The worldwide coronavirus death toll has surpassed 2 million, according to a Reuters tally, as countries around the world try to procure multiple vaccines and detect new COVID-19 variants.
It took nine months for the world to record the first 1 million deaths from the novel coronavirus but only three months to go from 1 million to 2 million deaths, illustrating an accelerating rate of fatalities.
So far in 2021, deaths have averaged more than 11,900 per day or one life lost every eight seconds, according to a Reuters tally.
"Our world has reached a heart-wrenching milestone," United Nations chief Antonio Guterres said in a video statement.
"Behind this staggering number are names and faces: the smile now only a memory, the seat forever empty at the dinner table, the room that echoes with the silence of a loved one," he said, calling for more global coordination and funding for the vaccination effort.
By 1 April, the global death toll could approach 2.9 million, according to a forecast from the Institute for Health Metrics and Evaluation.
Given how fast the virus is spreading due to more infectious variants, the World Health Organisation warned the worst could be ahead.

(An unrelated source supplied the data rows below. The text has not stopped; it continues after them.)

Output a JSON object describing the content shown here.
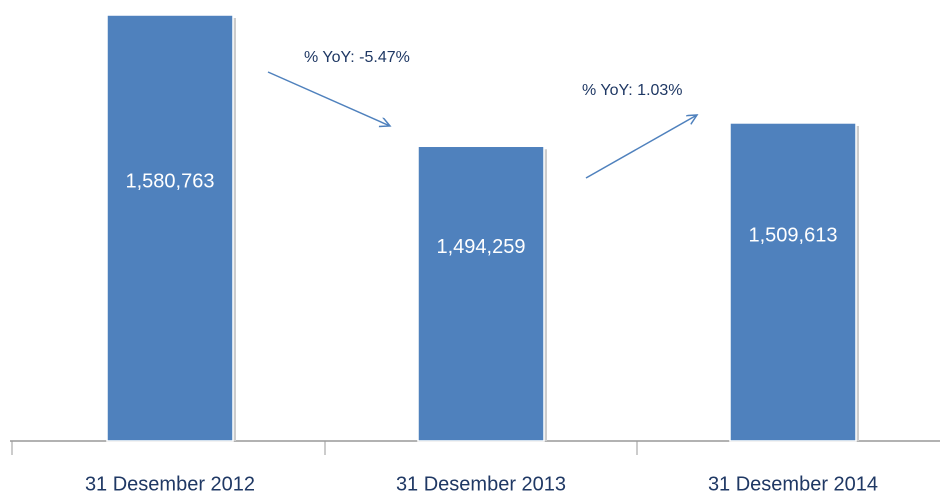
{
  "chart_data": {
    "type": "bar",
    "categories": [
      "31 Desember 2012",
      "31 Desember 2013",
      "31 Desember 2014"
    ],
    "values": [
      1580763,
      1494259,
      1509613
    ],
    "value_labels": [
      "1,580,763",
      "1,494,259",
      "1,509,613"
    ],
    "color": "#4f81bd",
    "ylim": [
      1300000,
      1590000
    ],
    "annotations": [
      "% YoY: -5.47%",
      "% YoY: 1.03%"
    ]
  }
}
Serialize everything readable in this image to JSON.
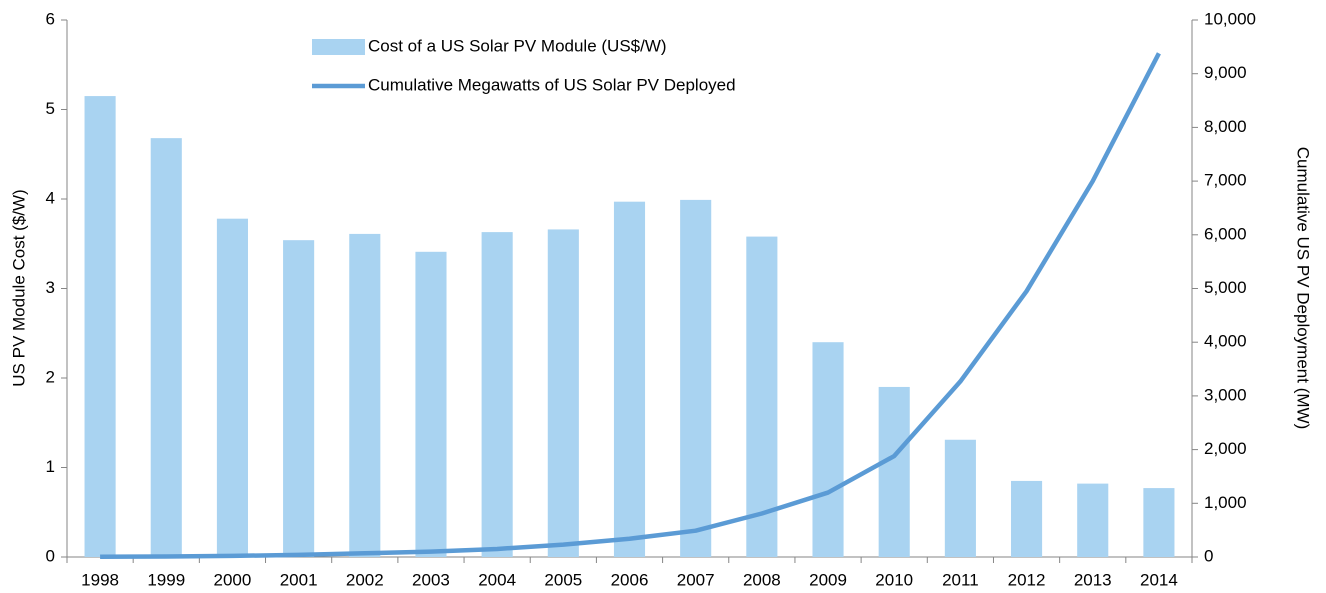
{
  "chart_data": {
    "type": "bar_line",
    "y_label": "US PV Module Cost ($/W)",
    "y2_label": "Cumulative US PV Deployment (MW)",
    "categories": [
      "1998",
      "1999",
      "2000",
      "2001",
      "2002",
      "2003",
      "2004",
      "2005",
      "2006",
      "2007",
      "2008",
      "2009",
      "2010",
      "2011",
      "2012",
      "2013",
      "2014"
    ],
    "series": [
      {
        "name": "Cost of a US Solar PV Module (US$/W)",
        "type": "bar",
        "color": "#a9d3f1",
        "values": [
          5.15,
          4.68,
          3.78,
          3.54,
          3.61,
          3.41,
          3.63,
          3.66,
          3.97,
          3.99,
          3.58,
          2.4,
          1.9,
          1.31,
          0.85,
          0.82,
          0.77
        ]
      },
      {
        "name": "Cumulative Megawatts of US Solar PV Deployed",
        "type": "line",
        "axis": "y2",
        "color": "#5b9bd5",
        "values": [
          5,
          10,
          20,
          40,
          70,
          100,
          150,
          230,
          340,
          490,
          810,
          1200,
          1880,
          3270,
          4950,
          7000,
          9380
        ]
      }
    ],
    "ylim": [
      0,
      6
    ],
    "yticks": [
      0,
      1,
      2,
      3,
      4,
      5,
      6
    ],
    "y2lim": [
      0,
      10000
    ],
    "y2ticks": [
      0,
      {
        "value": 1000,
        "label": "1,000"
      },
      {
        "value": 2000,
        "label": "2,000"
      },
      {
        "value": 3000,
        "label": "3,000"
      },
      {
        "value": 4000,
        "label": "4,000"
      },
      {
        "value": 5000,
        "label": "5,000"
      },
      {
        "value": 6000,
        "label": "6,000"
      },
      {
        "value": 7000,
        "label": "7,000"
      },
      {
        "value": 8000,
        "label": "8,000"
      },
      {
        "value": 9000,
        "label": "9,000"
      },
      {
        "value": 10000,
        "label": "10,000"
      }
    ],
    "grid": false,
    "legend": "top"
  }
}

"We are going into a second year of this. It could even be tougher given the transmission dynamics and some of the issues that we are seeing," Mike Ryan, the WHO's top emergencies official, said during a Wednesday event.
The United States has the highest total number of deaths at more than 386,000 and accounts for one in every four deaths reported worldwide each day.
The next worst-affected countries are Brazil, India, Mexico and the United Kingdom.
Combined, the five countries contribute to almost 50 per cent of all COVID-19 deaths in the world but represent only 27 per cent of the global population.
Europe, the worst-affected region in the world, has reported more than 615,000 deaths so far and accounts for nearly 31 per cent of all coronavirus-related deaths globally.
In India, which recently surpassed 151,000 deaths, vaccinations are set to begin on Saturday in an effort that authorities hope will result in 300 million high-risk people inoculated over the next six to eight months.